Modi to seek long term funds for India's $1 trillion infrastructure development plan Washington: PM Narendra Modi is expected to seek longterm funds for India’s $1 trillion infrastructure development plans when he meets President Barack Obama and some of the world’s top financiers and investors including Goldman Sachs, GE, IBM and Boeing, and private equity firms such as Blackrock and KKR.
Modi is likely to present a starkly different picture of India on his maiden visit to the United States as prime minister than his predecessor Manmohan Singh did a year ago, officials said. Instead of lamenting about India’s decrepit infrastructure, Modi is likely to talk about his comprehensive plans to spruce up the poor infrastructure and logistics that investors consider among the biggest deterrents for setting up shop in the country.
This is a critical but unstated element of the PM’s invitation to the world to ‘Make in India’, unveiled before he left for his five-day visit to the US on Thursday, for manufacturing in India will be no good if the final product takes weeks to leave the country’s shores for global markets.

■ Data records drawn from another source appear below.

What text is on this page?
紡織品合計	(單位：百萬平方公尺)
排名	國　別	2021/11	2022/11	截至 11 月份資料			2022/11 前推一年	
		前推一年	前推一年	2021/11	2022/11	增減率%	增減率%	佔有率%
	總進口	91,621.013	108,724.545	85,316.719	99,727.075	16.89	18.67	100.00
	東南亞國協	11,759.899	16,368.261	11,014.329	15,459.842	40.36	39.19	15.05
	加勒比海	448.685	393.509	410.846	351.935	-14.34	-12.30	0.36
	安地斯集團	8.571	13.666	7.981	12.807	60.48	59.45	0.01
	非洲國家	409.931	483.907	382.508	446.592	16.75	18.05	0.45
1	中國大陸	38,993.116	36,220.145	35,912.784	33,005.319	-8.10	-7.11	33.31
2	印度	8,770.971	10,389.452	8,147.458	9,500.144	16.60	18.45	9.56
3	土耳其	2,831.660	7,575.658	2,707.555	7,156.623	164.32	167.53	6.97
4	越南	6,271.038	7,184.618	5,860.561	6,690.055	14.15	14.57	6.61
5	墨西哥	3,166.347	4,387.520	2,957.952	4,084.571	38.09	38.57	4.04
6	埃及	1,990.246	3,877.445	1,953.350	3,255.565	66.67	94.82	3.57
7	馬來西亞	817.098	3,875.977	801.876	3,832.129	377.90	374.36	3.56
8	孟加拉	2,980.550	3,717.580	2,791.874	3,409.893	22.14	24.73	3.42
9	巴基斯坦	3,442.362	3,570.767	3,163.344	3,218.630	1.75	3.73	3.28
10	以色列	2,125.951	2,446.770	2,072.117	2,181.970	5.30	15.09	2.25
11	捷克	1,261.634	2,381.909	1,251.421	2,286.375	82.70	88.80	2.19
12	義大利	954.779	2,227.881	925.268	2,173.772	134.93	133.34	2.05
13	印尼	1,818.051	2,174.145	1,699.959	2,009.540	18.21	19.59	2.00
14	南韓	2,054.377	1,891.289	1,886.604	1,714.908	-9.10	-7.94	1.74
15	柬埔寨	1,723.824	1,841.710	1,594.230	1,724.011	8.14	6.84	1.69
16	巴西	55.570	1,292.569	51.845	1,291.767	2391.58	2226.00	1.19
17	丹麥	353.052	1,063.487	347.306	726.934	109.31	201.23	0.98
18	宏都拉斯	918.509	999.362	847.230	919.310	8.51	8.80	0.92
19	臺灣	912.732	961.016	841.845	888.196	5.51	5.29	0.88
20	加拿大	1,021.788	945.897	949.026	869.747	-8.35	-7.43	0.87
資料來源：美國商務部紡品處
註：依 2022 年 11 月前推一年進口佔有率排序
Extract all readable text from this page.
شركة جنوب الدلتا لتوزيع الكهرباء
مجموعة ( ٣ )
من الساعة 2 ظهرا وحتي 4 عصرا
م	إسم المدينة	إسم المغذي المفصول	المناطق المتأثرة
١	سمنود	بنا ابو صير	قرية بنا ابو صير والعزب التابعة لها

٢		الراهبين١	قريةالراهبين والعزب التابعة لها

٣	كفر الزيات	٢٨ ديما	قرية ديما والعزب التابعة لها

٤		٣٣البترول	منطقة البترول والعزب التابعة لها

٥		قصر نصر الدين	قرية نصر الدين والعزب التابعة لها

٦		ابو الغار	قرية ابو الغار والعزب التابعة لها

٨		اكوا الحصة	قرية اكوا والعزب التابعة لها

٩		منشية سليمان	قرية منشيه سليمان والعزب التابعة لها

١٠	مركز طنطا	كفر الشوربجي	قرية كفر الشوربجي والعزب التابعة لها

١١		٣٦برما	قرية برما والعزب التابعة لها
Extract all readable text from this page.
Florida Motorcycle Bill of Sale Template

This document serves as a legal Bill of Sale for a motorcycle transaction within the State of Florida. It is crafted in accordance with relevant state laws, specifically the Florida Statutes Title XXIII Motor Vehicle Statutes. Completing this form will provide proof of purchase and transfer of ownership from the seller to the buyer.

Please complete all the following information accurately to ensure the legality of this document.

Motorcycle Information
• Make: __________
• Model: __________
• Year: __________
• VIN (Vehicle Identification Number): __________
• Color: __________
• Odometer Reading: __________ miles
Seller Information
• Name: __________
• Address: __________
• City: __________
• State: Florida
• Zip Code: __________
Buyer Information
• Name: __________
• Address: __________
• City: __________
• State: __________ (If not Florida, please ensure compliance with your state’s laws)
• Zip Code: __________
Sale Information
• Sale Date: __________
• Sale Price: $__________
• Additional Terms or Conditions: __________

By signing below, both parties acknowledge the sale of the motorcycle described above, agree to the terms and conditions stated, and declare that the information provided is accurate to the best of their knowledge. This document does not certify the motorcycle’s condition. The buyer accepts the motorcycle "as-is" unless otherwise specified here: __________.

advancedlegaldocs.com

According to top government officials, the PM’s tough taskmaster approach has already managed to significantly change the outlook for most infrastructure sectors after three years of sluggish growth under the previous UPA government. These improvements have significantly taken place without any surge in investments from domestic private sector infrastructure players, most of whom are cash-strapped and struggling with legacy investments, officials said.

Take the highways sector, for instance, which had virtually ground to a halt with private investors abandoning projects and walking away in recent years. Taking a tough call to halt all public-private partnerships till private investors have repaired their balance sheets, the Moiled NDA government has managed to award contracts to build 1,860 km of new highways in the first five months of this year – almost 60% of the road length for which the UPA awarded contracts in all of 2013-14. Moreover, during this period 1,512 km or more than a third of new highways constructed in the entire previous fiscal were completed.

India produced 221 million tonnes of coal in the first five months of the current fiscal, or about 39% of the 566 million tonnes achieved in the entire last fiscal. Port projects worth Rs 4,200 crore have been awarded under the new government while five ongoing projects have been completed, boosting India’s export-import capacity for goods by over 30 mtpa.

In what would mark a major breakthrough for moving goods faster, the government is set to commence operations in a part of the Eastern Dedicated Freight Corridor between Mughalsarai and Sonnagar by March 2015.

By March 2015, about 1,500 new telecom towers will be operational and mobile connectivity extended to remote parts that are currently off the telecom grid such as uncovered villages in Himalayan states and districts affected by Left-wing extremism.